English Football’s Judgement Day
It’s Tuesday afternoon, and there are now a couple of hours left. For the supporters of two football clubs just six miles apart in the North-West of England, today is a day that might just come to define who they are for the rest of their lives. Will they be supporters of Bury, founded in 1885 and joint-holders of the record win in an FA Cup final, or will be they be supporters of Bury 1885, quite possibly sharing another club’s ground and sitting out the FA Cup altogether for their first year as they get to grips with life in the non-league pyramid? Will they supporters of Bolton Wanderers, founder members of the Football League and the club of Nat Lofthouse, or will they be supporters of Bolton Town, members of the North West Counties League, holding open trials to find players to represent a new club which will be dedicated to reconstructing the name and legend of the club that they used to love, but died?
The waiting is agony, and there have been signs for some degree of optimism over the last couple of days that both can be saved. There are new buyers for Bury, another one of these football statistics companies, but will they be able to get their deal confirmed and over the line by the EFL’s deadline by the time of the deadline? It is now being rumoured that there is a new consortium that has the wherewithal and interest to buy both the Whites Hotel and Bolton Wanderers, but will they be able to rescue the club and get the money in place to keep that club afloat? And regardless of whatever happens to these two clubs, how quickly will it be before this extraordinary day is forgotten and as close to normal service as possible resumes? Today is a day for questions rather than answers. There are almost too many to ask, though.

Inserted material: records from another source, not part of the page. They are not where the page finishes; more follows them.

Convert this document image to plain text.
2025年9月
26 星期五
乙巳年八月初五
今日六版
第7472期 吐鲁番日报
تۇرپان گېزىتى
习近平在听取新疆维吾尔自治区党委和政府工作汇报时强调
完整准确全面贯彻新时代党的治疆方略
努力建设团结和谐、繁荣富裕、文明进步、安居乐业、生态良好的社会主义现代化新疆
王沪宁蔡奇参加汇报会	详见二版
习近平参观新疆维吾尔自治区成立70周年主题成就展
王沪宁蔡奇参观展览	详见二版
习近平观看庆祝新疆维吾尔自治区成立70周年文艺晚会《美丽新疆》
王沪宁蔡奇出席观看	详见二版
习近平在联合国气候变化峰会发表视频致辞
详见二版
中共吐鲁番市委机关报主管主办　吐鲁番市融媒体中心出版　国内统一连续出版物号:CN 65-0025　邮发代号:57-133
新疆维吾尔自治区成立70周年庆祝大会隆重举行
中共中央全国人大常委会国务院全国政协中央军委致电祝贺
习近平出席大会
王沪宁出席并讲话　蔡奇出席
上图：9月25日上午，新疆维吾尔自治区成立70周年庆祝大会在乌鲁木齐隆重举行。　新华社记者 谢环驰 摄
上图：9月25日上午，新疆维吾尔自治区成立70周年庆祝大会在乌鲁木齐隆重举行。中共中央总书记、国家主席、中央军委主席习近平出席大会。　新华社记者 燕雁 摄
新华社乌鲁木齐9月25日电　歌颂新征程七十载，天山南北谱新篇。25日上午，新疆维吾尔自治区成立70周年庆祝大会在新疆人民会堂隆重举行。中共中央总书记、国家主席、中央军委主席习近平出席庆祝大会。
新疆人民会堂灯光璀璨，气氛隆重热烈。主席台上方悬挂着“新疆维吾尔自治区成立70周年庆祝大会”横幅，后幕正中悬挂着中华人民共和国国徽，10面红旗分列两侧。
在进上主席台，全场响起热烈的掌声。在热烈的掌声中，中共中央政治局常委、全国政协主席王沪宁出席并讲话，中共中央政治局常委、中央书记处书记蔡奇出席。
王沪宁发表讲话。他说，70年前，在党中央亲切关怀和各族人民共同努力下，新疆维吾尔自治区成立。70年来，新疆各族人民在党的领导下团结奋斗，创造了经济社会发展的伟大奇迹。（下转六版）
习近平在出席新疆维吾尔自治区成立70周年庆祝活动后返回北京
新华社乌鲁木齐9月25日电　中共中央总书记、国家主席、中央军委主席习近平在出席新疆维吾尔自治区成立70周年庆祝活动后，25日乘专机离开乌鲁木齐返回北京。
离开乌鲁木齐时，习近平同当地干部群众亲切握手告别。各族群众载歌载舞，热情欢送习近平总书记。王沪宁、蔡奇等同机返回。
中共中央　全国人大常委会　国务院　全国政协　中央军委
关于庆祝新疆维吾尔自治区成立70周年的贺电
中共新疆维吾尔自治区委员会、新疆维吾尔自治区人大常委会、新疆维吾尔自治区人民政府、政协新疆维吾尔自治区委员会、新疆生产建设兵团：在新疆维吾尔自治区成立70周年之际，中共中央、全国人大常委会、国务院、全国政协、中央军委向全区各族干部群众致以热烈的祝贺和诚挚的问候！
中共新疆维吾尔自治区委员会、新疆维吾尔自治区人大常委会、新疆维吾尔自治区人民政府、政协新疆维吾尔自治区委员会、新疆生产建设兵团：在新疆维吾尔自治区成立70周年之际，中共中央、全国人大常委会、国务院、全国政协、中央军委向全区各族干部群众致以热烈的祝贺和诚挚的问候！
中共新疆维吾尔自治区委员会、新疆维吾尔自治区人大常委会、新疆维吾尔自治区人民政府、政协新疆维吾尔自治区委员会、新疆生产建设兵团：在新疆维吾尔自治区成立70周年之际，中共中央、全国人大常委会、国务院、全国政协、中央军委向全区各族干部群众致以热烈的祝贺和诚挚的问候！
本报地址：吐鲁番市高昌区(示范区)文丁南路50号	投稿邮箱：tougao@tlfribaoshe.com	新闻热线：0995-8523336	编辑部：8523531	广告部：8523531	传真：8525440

At Gigg Lane this morning, there were around three hundred supporters who are simply refusing to say die. After the club put a statement on its official website saying that it needed volunteers to get the ground ready for a first league game of the season on Saturday, these supporters turned up and are doing their bit. At such a time, perhaps it’s as much as you can do, to sweep the aisles in order to take your mind off it. So long as it’s not five o’clock there are still signs of a pulse, and whilst that might not count for much in the overall scheme of things, it’s doing something. A burger van even turned up to feed them, free of charge, while a five year old Bolton supporter was pictured cleaning the Gigg Lane seats. People talk a lot about “the soul of football”, but they often do so in the abstract. It isn’t. These people are the soul of the game. They’re also the people who’ll be hurt the most, and for the longest amount of time, by the pathetically inert reactions that have gone on around them over the last few months or so.
Meanwhile, the latest round of live televised Sky Sports matches has been announced and features Bolton Wanderers vs Bury at noon on the 8th of September. This may be wild optimism on the part of the broadcasters, but it does at least offer a tiny ray of hope to those who are fearing the end. Furthermore, should both clubs pull through this match will be played on an international break weekend, so supporters of neither club may wish to tune in as a show of support for our entire league structure and system. Sky are probably more a symptom than a cause of the malaise of the lower divisions – it’s hardly their fault that football is incapable of looking after its own – but the symbolism of clear, here. Crowds across the Football League have held up considerably better than would have been expected thirty or forty years ago, but wage inflation has pushed everyone to the point that the game depends on television money in order to keep fuelling itself. Those glittery trinkets aren’t going to buy themselves, you know.
So for now there’s little else to say apart of “good luck.” For the people at Gigg Lane, giving their time in a club’s hour of need, or for those feeding them as they do their bit. For the thousands of others, distractedly hitting F5 on the news pages at work, or on social media on their phones. For the combined hundreds of years of history that is so close to coming to an end. And for the supporters of almost every other club at this level, so many of whom have been close to this scenario, even if they didn’t quite one as close as Bolton Wanderers and Bury are right now. No matter how this plays out over the remainder of today, this unprecedented day must never be allowed to happen again.